Which is why Rand Paul is going to find himself just as marginalized as his dad was when he runs for president in 2016, if he keeps talking like this:
Senator Paul ... tried this week, in a talk at the Heritage Foundation in Washington, to become the voice of a new vision of Republican foreign policy....If Obama, after all he's done to be the anti-McGovern, is still damned as a treasonous appeaser by the likes of Liz Cheney and Bill Kristol, then how does Rand Paul expect to get this past GOP primary voters in the next election cycle? Especially if he's not only rejecting star-spangled war but also questioning the defense industry's inalienable right to massive Pentagon boondoggles?
Senator Paul said that he agreed with those who say that "Western occupation fans the flames of radical Islam." ... With the debt crisis, the United States simply can't afford all its current and possible future military interventions. Fiscal conservatism, by this line of thinking, means peace.
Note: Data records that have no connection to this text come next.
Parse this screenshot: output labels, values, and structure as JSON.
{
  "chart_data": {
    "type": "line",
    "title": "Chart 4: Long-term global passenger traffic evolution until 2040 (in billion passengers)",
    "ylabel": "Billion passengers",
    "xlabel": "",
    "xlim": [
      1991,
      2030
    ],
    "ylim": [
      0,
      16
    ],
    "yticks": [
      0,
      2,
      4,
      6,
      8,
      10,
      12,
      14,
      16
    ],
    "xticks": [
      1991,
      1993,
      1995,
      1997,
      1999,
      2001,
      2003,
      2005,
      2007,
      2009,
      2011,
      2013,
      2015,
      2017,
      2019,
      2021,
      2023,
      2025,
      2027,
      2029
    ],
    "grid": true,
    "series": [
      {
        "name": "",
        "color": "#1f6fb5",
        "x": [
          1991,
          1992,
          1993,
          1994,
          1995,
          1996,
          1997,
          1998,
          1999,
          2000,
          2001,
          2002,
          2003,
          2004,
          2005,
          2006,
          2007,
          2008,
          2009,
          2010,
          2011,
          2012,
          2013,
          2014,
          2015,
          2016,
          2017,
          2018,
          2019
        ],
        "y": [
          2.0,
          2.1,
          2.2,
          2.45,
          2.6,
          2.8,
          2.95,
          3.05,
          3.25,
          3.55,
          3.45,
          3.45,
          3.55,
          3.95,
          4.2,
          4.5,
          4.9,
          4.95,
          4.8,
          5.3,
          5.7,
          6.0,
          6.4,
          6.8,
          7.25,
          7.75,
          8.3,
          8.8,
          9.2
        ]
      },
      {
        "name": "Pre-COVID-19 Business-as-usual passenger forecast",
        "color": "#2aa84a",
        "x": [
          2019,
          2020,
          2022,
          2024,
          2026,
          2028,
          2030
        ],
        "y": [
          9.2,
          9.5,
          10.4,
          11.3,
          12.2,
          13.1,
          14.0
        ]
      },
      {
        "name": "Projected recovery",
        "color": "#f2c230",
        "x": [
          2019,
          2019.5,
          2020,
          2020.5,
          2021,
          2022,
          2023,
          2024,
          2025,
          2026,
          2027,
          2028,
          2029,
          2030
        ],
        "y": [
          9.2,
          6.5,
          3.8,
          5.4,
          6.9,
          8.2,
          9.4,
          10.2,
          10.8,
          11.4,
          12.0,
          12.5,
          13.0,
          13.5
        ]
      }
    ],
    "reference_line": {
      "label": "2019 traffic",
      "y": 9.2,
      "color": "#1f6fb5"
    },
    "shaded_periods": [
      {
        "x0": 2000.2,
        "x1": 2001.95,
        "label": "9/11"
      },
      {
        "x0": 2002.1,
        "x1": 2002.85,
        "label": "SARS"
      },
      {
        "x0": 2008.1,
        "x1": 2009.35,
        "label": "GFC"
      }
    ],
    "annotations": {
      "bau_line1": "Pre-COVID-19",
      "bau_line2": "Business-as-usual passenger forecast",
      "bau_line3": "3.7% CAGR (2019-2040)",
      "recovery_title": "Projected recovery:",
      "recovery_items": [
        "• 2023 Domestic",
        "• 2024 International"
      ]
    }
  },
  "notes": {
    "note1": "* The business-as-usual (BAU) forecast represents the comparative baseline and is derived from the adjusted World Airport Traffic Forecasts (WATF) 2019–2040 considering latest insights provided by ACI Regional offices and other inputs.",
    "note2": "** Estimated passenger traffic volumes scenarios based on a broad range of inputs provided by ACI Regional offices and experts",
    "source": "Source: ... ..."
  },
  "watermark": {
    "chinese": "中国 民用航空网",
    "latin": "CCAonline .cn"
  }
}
Just as his father made "Audit the Fed" a popular cause, Senator Paul told me in January, "I think I can do the same with 'Audit the Pentagon'" and fold defense cuts into his party's conception of fiscal responsibility.
If Rand seems to have a shot in a divided field, the GOP establishment, led by phony tough guy Roger Ailes at Fox News, will destroy him. But Rand won't have a shot -- he's less reflexively anti-war than his father, which means he'll impress fewer kids, yet he's still too much of a war skeptic to inspire anything but outrage among angry white men who've watched Fox continuously since the 1990s.
So buh-bye, President-Wannabe Rand. Nice knowing you.